USS Theodore Roosevelt sailors who stayed in Guam after COVID-19 outbreak to fly back to U.S.


An F/A-18F Super Hornet, assigned to the Black Knighto of Strike Fighter Squadron (VFA) 154, lands on the flight deck of the aircraft carrier USS Theodore Roosevelt (CVN 71), March 18, 2020. The Theodore Roosevelt Carrier Strike Group is on a scheduled deployment to the Indo-Pacific. (U.S. Navy photo by Mass Communication Specialist 3rd Class Nicholas V. Huynh/Released)

SAN DIEGO (CNS) – The remaining sailors from the San Diego-based USS Theodore Roosevelt who stayed ashore in Guam following a COVID-19 outbreak aboard the carrier will fly back to the United States starting Friday, according to the Navy.

The carrier resumed its scheduled deployment in the Indo-Pacific last Thursday, though a few hundred sailors remained in Guam to continue receiving medical care. The Navy says those service members will take military flights to the U.S., where they will be required to complete a two-week “restriction-of- movement sequester” either at home or at facilities on base at their home station.

The ship originally departed San Diego on Jan. 17 for a deployment, but was diverted to Guam on March 27 when the COVID-19 outbreak took hold, ultimately infecting more than 1,100 sailors, and killing one, Chief Aviation Ordnanceman Charles Thacker, 41.
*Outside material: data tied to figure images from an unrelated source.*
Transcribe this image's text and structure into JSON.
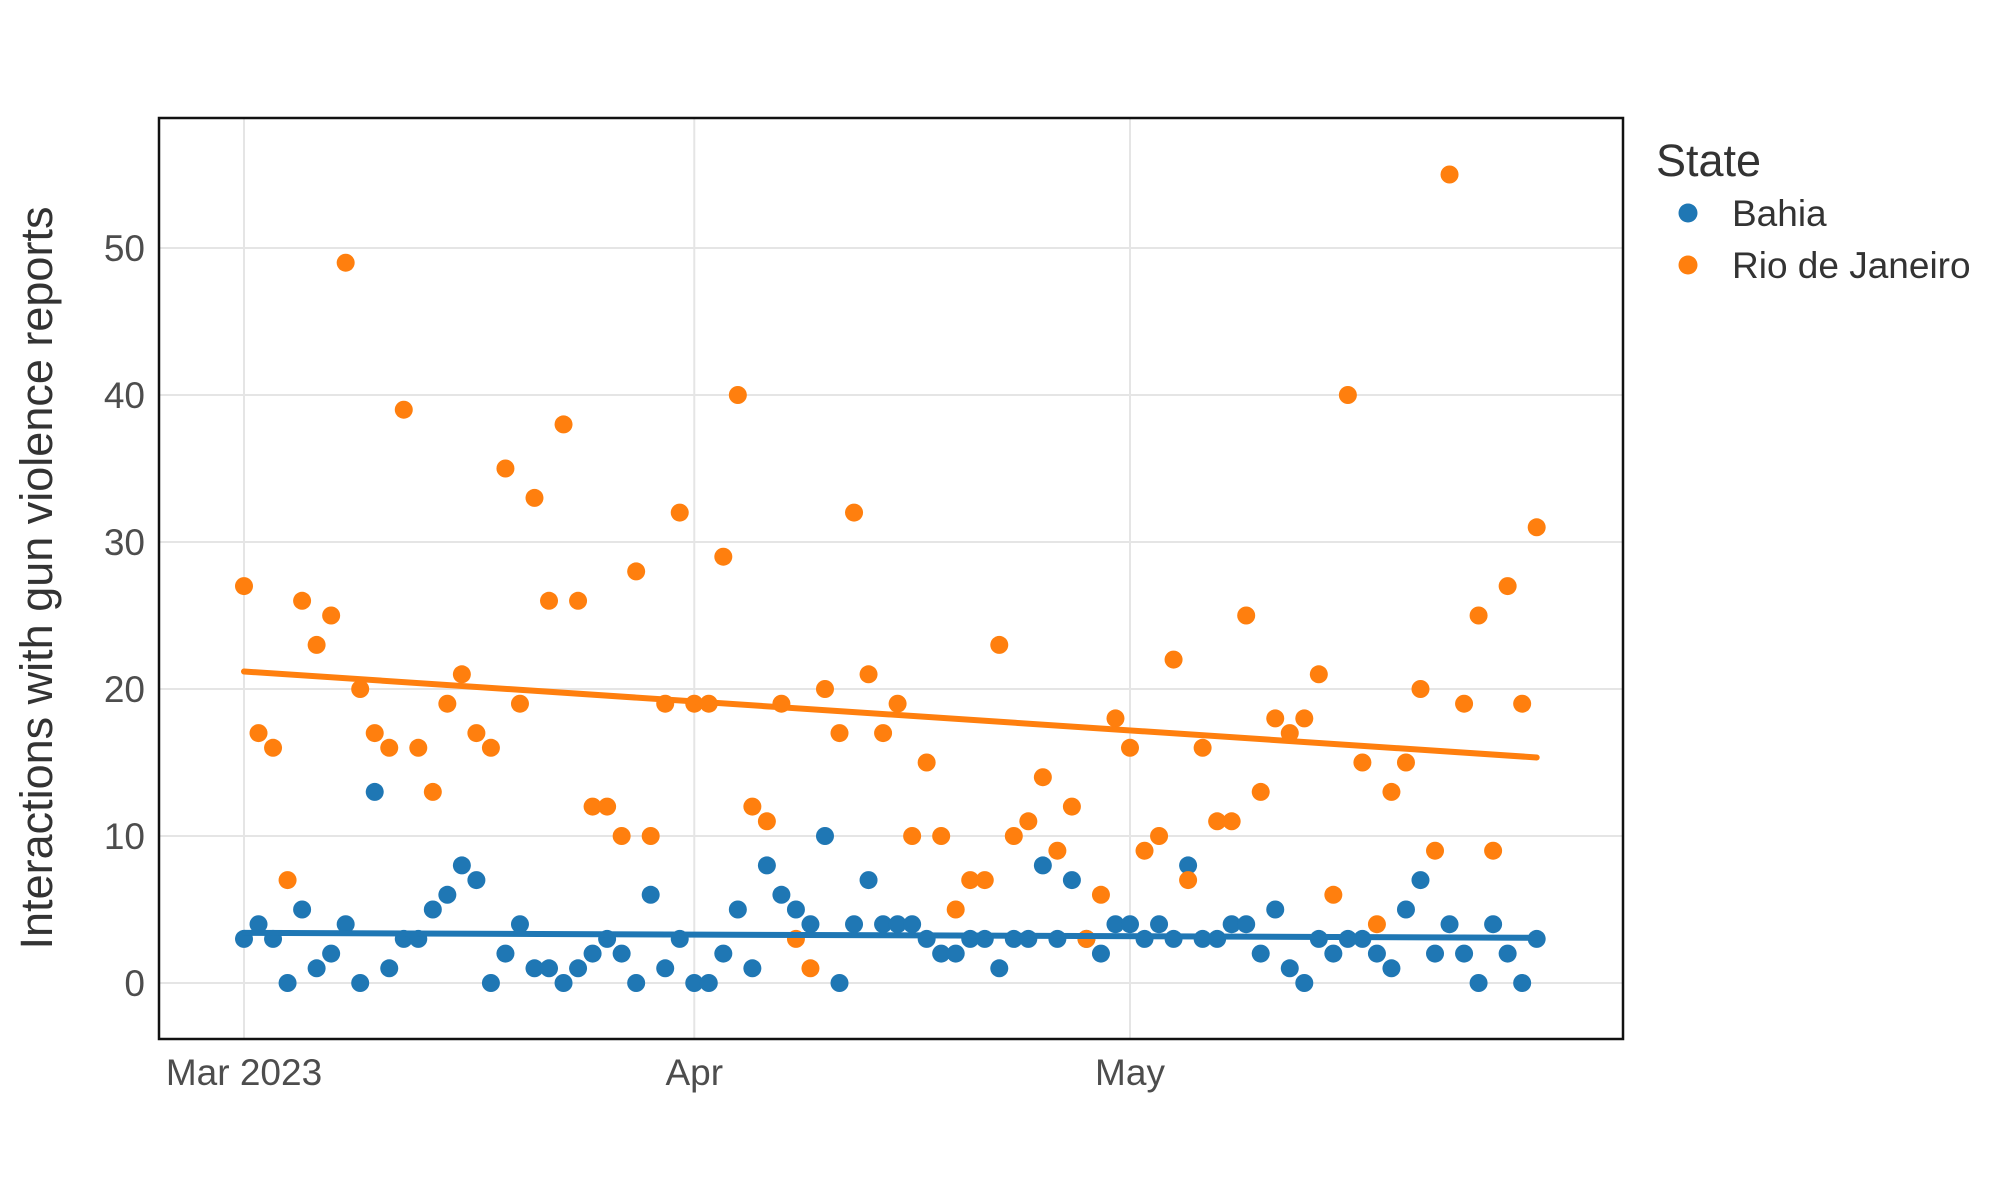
{
  "figure": {
    "background_color": "#FFFFFF",
    "panel_background": "#FFFFFF",
    "panel_border_color": "#111111",
    "gridline_color": "#E5E5E5",
    "tick_label_color": "#4D4D4D",
    "title_color": "#333333"
  },
  "chart_data": {
    "type": "scatter",
    "title": "",
    "xlabel": "",
    "ylabel": "Interactions with gun violence reports",
    "x_axis": {
      "kind": "date",
      "start_date": "2023-03-01",
      "end_date": "2023-05-29",
      "n_days": 90,
      "ticks": [
        {
          "label": "Mar 2023",
          "day_index": 0
        },
        {
          "label": "Apr",
          "day_index": 31
        },
        {
          "label": "May",
          "day_index": 61
        }
      ]
    },
    "y_axis": {
      "ticks": [
        0,
        10,
        20,
        30,
        40,
        50
      ],
      "data_min": 0,
      "data_max": 55
    },
    "grid": "major-only",
    "legend": {
      "title": "State",
      "position": "right",
      "items": [
        {
          "label": "Bahia",
          "color": "#1F77B4"
        },
        {
          "label": "Rio de Janeiro",
          "color": "#FF7F0E"
        }
      ]
    },
    "trend": {
      "type": "linear-regression",
      "se_band": false
    },
    "series": [
      {
        "name": "Bahia",
        "color": "#1F77B4",
        "values": [
          3,
          4,
          3,
          0,
          5,
          1,
          2,
          4,
          0,
          13,
          1,
          3,
          3,
          5,
          6,
          8,
          7,
          0,
          2,
          4,
          1,
          1,
          0,
          1,
          2,
          3,
          2,
          0,
          6,
          1,
          3,
          0,
          0,
          2,
          5,
          1,
          8,
          6,
          5,
          4,
          10,
          0,
          4,
          7,
          4,
          4,
          4,
          3,
          2,
          2,
          3,
          3,
          1,
          3,
          3,
          8,
          3,
          7,
          3,
          2,
          4,
          4,
          3,
          4,
          3,
          8,
          3,
          3,
          4,
          4,
          2,
          5,
          1,
          0,
          3,
          2,
          3,
          3,
          2,
          1,
          5,
          7,
          2,
          4,
          2,
          0,
          4,
          2,
          0,
          3
        ]
      },
      {
        "name": "Rio de Janeiro",
        "color": "#FF7F0E",
        "values": [
          27,
          17,
          16,
          7,
          26,
          23,
          25,
          49,
          20,
          17,
          16,
          39,
          16,
          13,
          19,
          21,
          17,
          16,
          35,
          19,
          33,
          26,
          38,
          26,
          12,
          12,
          10,
          28,
          10,
          19,
          32,
          19,
          19,
          29,
          40,
          12,
          11,
          19,
          3,
          1,
          20,
          17,
          32,
          21,
          17,
          19,
          10,
          15,
          10,
          5,
          7,
          7,
          23,
          10,
          11,
          14,
          9,
          12,
          3,
          6,
          18,
          16,
          9,
          10,
          22,
          7,
          16,
          11,
          11,
          25,
          13,
          18,
          17,
          18,
          21,
          6,
          40,
          15,
          4,
          13,
          15,
          20,
          9,
          55,
          19,
          25,
          9,
          27,
          19,
          31
        ]
      }
    ]
  }
}
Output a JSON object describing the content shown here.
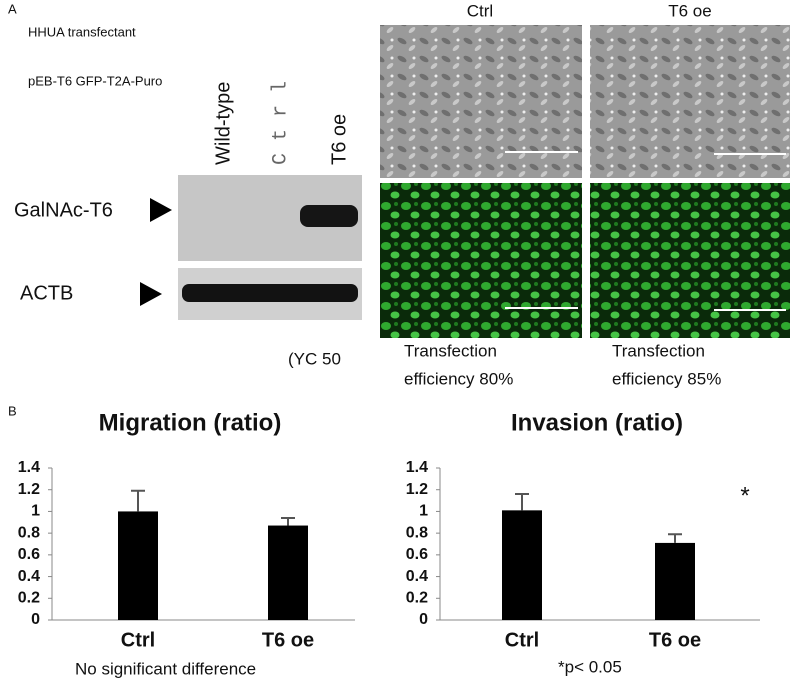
{
  "panel_a": {
    "label": "A",
    "cell_line": "HHUA transfectant",
    "vector": "pEB-T6 GFP-T2A-Puro",
    "lanes": [
      "Wild-type",
      "C t r l",
      "T6 oe"
    ],
    "bands": [
      "GalNAc-T6",
      "ACTB"
    ],
    "note": "(YC 50",
    "image_columns": [
      "Ctrl",
      "T6 oe"
    ],
    "efficiency": [
      [
        "Transfection",
        "efficiency 80%"
      ],
      [
        "Transfection",
        "efficiency 85%"
      ]
    ]
  },
  "panel_b_label": "B",
  "chart_data": [
    {
      "type": "bar",
      "title": "Migration (ratio)",
      "categories": [
        "Ctrl",
        "T6 oe"
      ],
      "values": [
        1.0,
        0.87
      ],
      "errors": [
        0.19,
        0.07
      ],
      "color": "#000000",
      "ylim": [
        0,
        1.4
      ],
      "yticks": [
        0,
        0.2,
        0.4,
        0.6,
        0.8,
        1,
        1.2,
        1.4
      ],
      "note": "No significant difference"
    },
    {
      "type": "bar",
      "title": "Invasion (ratio)",
      "categories": [
        "Ctrl",
        "T6 oe"
      ],
      "values": [
        1.01,
        0.71
      ],
      "errors": [
        0.15,
        0.08
      ],
      "color": "#000000",
      "ylim": [
        0,
        1.4
      ],
      "yticks": [
        0,
        0.2,
        0.4,
        0.6,
        0.8,
        1,
        1.2,
        1.4
      ],
      "annotation": "*",
      "note": "*p< 0.05"
    }
  ]
}
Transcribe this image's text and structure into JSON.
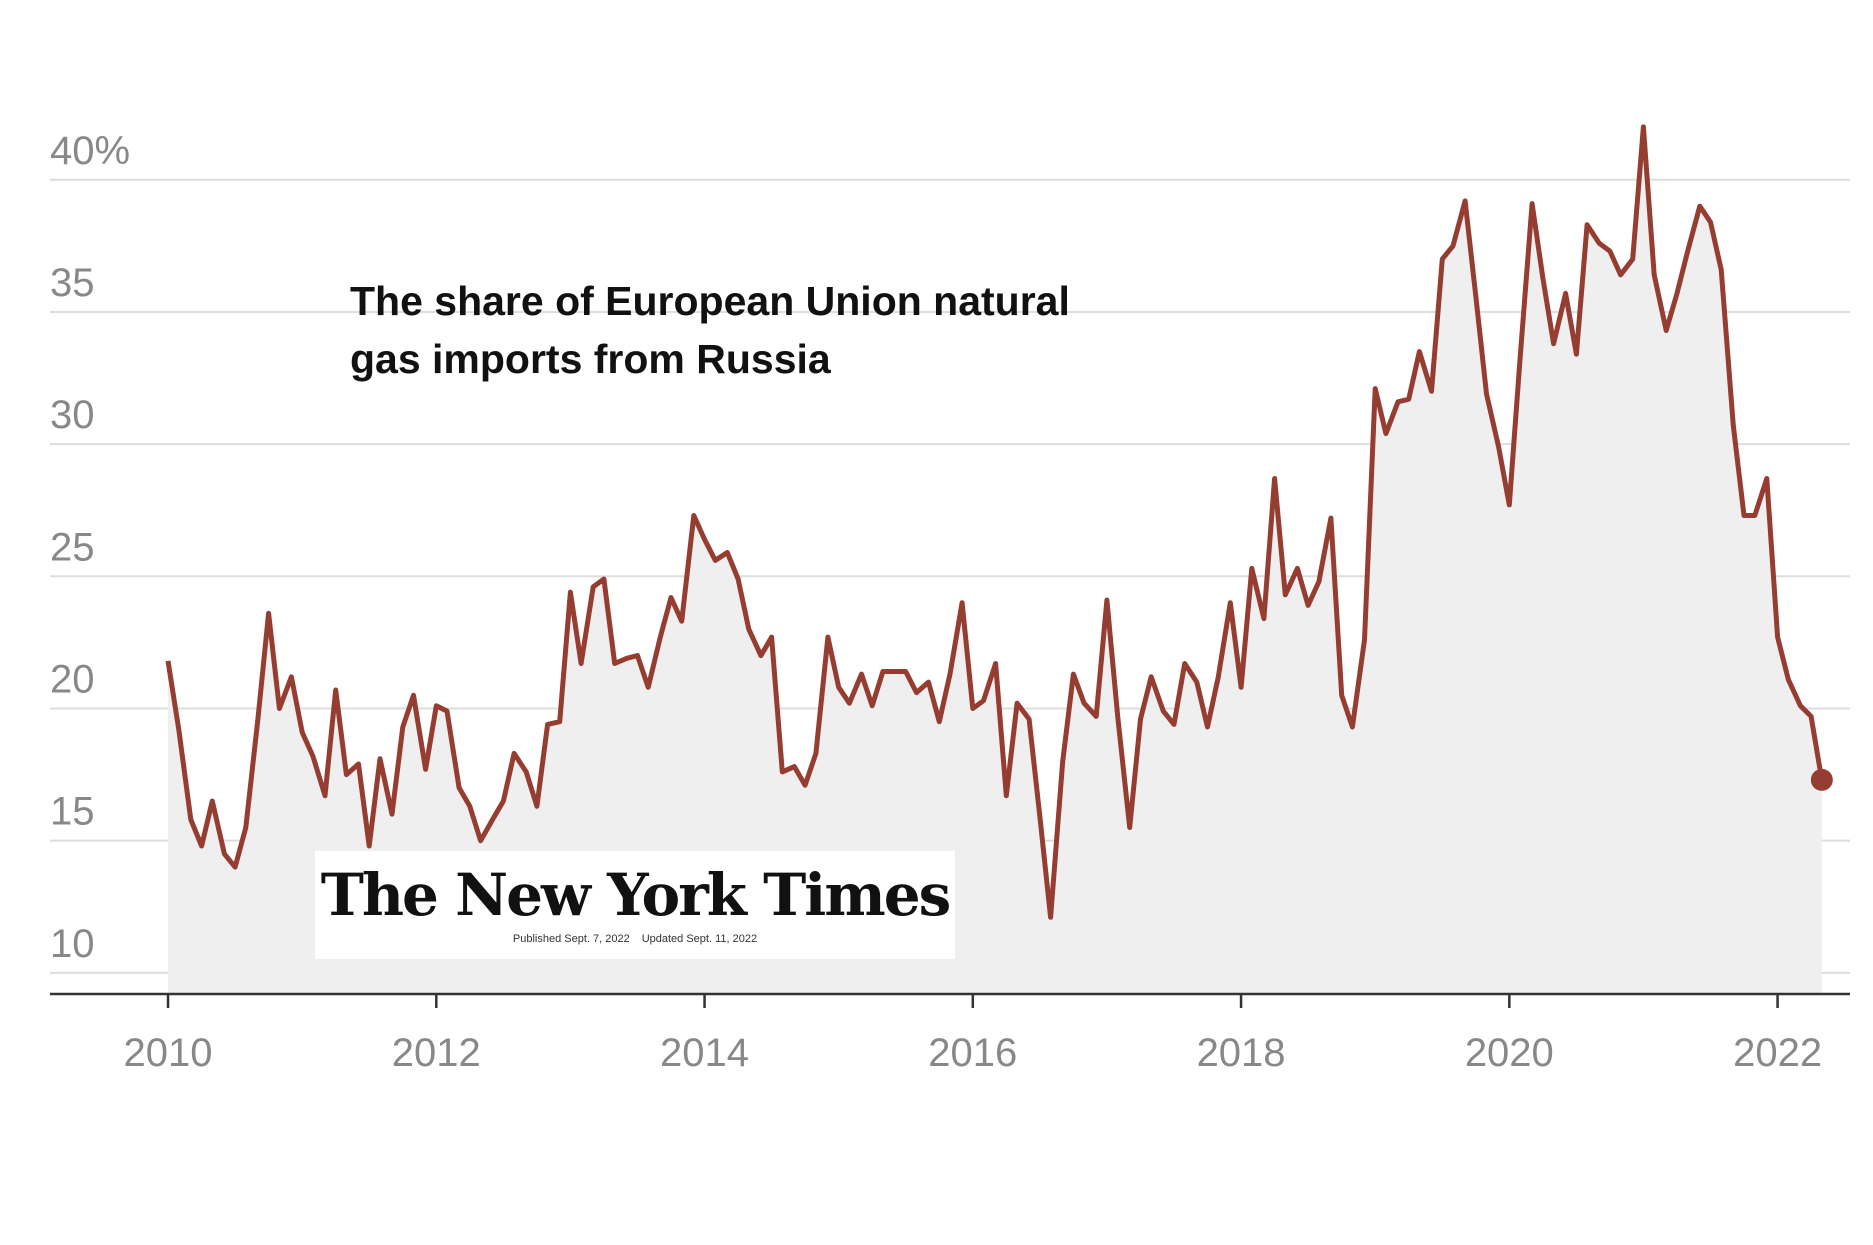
{
  "chart_data": {
    "type": "line",
    "title": "The share of European Union natural gas imports from Russia",
    "x": [
      2010,
      2010.08,
      2010.17,
      2010.25,
      2010.33,
      2010.42,
      2010.5,
      2010.58,
      2010.67,
      2010.75,
      2010.83,
      2010.92,
      2011,
      2011.08,
      2011.17,
      2011.25,
      2011.33,
      2011.42,
      2011.5,
      2011.58,
      2011.67,
      2011.75,
      2011.83,
      2011.92,
      2012,
      2012.08,
      2012.17,
      2012.25,
      2012.33,
      2012.42,
      2012.5,
      2012.58,
      2012.67,
      2012.75,
      2012.83,
      2012.92,
      2013,
      2013.08,
      2013.17,
      2013.25,
      2013.33,
      2013.42,
      2013.5,
      2013.58,
      2013.67,
      2013.75,
      2013.83,
      2013.92,
      2014,
      2014.08,
      2014.17,
      2014.25,
      2014.33,
      2014.42,
      2014.5,
      2014.58,
      2014.67,
      2014.75,
      2014.83,
      2014.92,
      2015,
      2015.08,
      2015.17,
      2015.25,
      2015.33,
      2015.42,
      2015.5,
      2015.58,
      2015.67,
      2015.75,
      2015.83,
      2015.92,
      2016,
      2016.08,
      2016.17,
      2016.25,
      2016.33,
      2016.42,
      2016.5,
      2016.58,
      2016.67,
      2016.75,
      2016.83,
      2016.92,
      2017,
      2017.08,
      2017.17,
      2017.25,
      2017.33,
      2017.42,
      2017.5,
      2017.58,
      2017.67,
      2017.75,
      2017.83,
      2017.92,
      2018,
      2018.08,
      2018.17,
      2018.25,
      2018.33,
      2018.42,
      2018.5,
      2018.58,
      2018.67,
      2018.75,
      2018.83,
      2018.92,
      2019,
      2019.08,
      2019.17,
      2019.25,
      2019.33,
      2019.42,
      2019.5,
      2019.58,
      2019.67,
      2019.75,
      2019.83,
      2019.92,
      2020,
      2020.08,
      2020.17,
      2020.25,
      2020.33,
      2020.42,
      2020.5,
      2020.58,
      2020.67,
      2020.75,
      2020.83,
      2020.92,
      2021,
      2021.08,
      2021.17,
      2021.25,
      2021.33,
      2021.42,
      2021.5,
      2021.58,
      2021.67,
      2021.75,
      2021.83,
      2021.92,
      2022,
      2022.08,
      2022.17,
      2022.25,
      2022.33
    ],
    "series": [
      {
        "name": "Share from Russia",
        "color": "#963d31",
        "values": [
          21.8,
          19.2,
          15.8,
          14.8,
          16.5,
          14.5,
          14.0,
          15.5,
          19.6,
          23.6,
          20.0,
          21.2,
          19.1,
          18.2,
          16.7,
          20.7,
          17.5,
          17.9,
          14.8,
          18.1,
          16.0,
          19.3,
          20.5,
          17.7,
          20.1,
          19.9,
          17.0,
          16.3,
          15.0,
          15.8,
          16.5,
          18.3,
          17.6,
          16.3,
          19.4,
          19.5,
          24.4,
          21.7,
          24.6,
          24.9,
          21.7,
          21.9,
          22.0,
          20.8,
          22.7,
          24.2,
          23.3,
          27.3,
          26.4,
          25.6,
          25.9,
          24.9,
          23.0,
          22.0,
          22.7,
          17.6,
          17.8,
          17.1,
          18.3,
          22.7,
          20.8,
          20.2,
          21.3,
          20.1,
          21.4,
          21.4,
          21.4,
          20.6,
          21.0,
          19.5,
          21.3,
          24.0,
          20.0,
          20.3,
          21.7,
          16.7,
          20.2,
          19.6,
          15.9,
          12.1,
          18.0,
          21.3,
          20.2,
          19.7,
          24.1,
          19.7,
          15.5,
          19.6,
          21.2,
          19.9,
          19.4,
          21.7,
          21.0,
          19.3,
          21.2,
          24.0,
          20.8,
          25.3,
          23.4,
          28.7,
          24.3,
          25.3,
          23.9,
          24.8,
          27.2,
          20.5,
          19.3,
          22.6,
          32.1,
          30.4,
          31.6,
          31.7,
          33.5,
          32.0,
          37.0,
          37.5,
          39.2,
          35.6,
          31.9,
          29.9,
          27.7,
          33.2,
          39.1,
          36.3,
          33.8,
          35.7,
          33.4,
          38.3,
          37.6,
          37.3,
          36.4,
          37.0,
          42.0,
          36.4,
          34.3,
          35.7,
          37.3,
          39.0,
          38.4,
          36.6,
          30.7,
          27.3,
          27.3,
          28.7,
          22.7,
          21.1,
          20.1,
          19.7,
          17.3
        ]
      }
    ],
    "xlim": [
      2009.12,
      2022.54
    ],
    "xticks": [
      2010,
      2012,
      2014,
      2016,
      2018,
      2020,
      2022
    ],
    "ylim": [
      9.2,
      46.8
    ],
    "yticks": [
      10,
      15,
      20,
      25,
      30,
      35,
      {
        "value": 40,
        "label": "40%"
      }
    ],
    "grid": true,
    "area_color": "#efefef"
  },
  "logo": {
    "name": "The New York Times",
    "published": "Published Sept. 7, 2022",
    "updated": "Updated Sept. 11, 2022"
  }
}
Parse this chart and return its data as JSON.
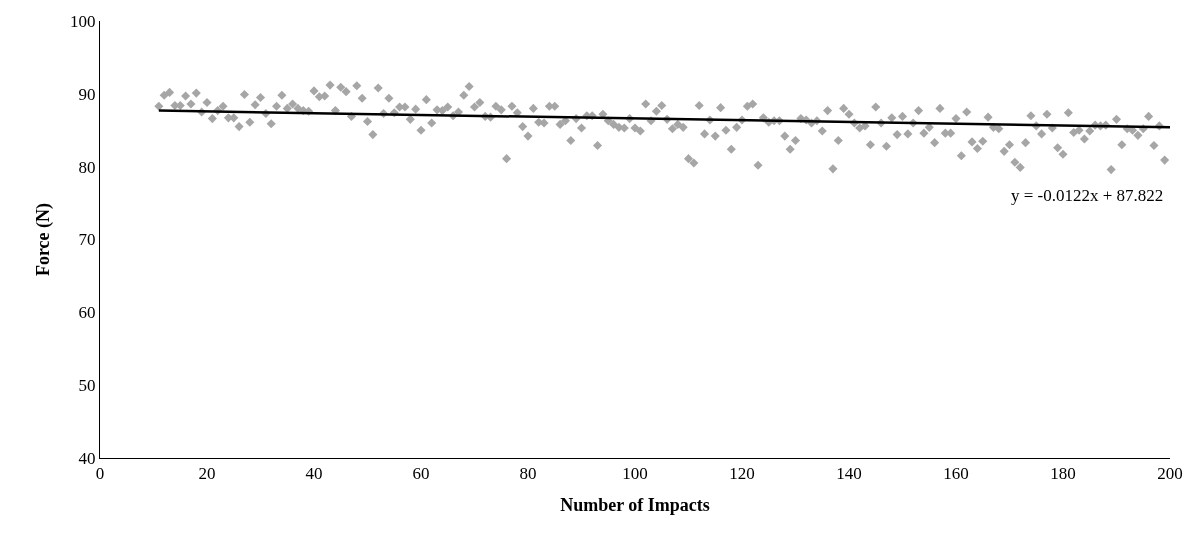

The ship’s commanding officer, Capt. Brett Crozier, made a publicized plea for assistance from Navy leadership in a letter that was leaked to the press, leading to his removal from command of the ship.

While many have called for his reinstatement, the Navy has stated that its investigation into the circumstances behind the letter’s leak is ongoing. Crozier has since been reassigned to the Naval Air Forces in San Diego, while Thomas Modly, the former Acting Secretary of the Navy who fired Crozier, resigned after he criticized Crozier to the ship’s crew in a speech that was leaked online.

The ship briefly went to sea June 2 to complete carrier qualifications before returning to Apra Harbor in Guam two days later to pick up around 1,000 sailors.

Navy officials said the carrier now operates with new COVID-19 standard operating procedures, which modifies how crew members move through the ship, expands meal hours and establishes new social distancing procedures.

“The crew humbly prepared to go back to sea, they had a job to do, and they did it without hesitation,” said the ship’s commanding officer, Capt. Carlos Sardiello. “We have returned Theodore Roosevelt to sea as a symbol of hope and inspiration, and an instrument of national power because we are TR.”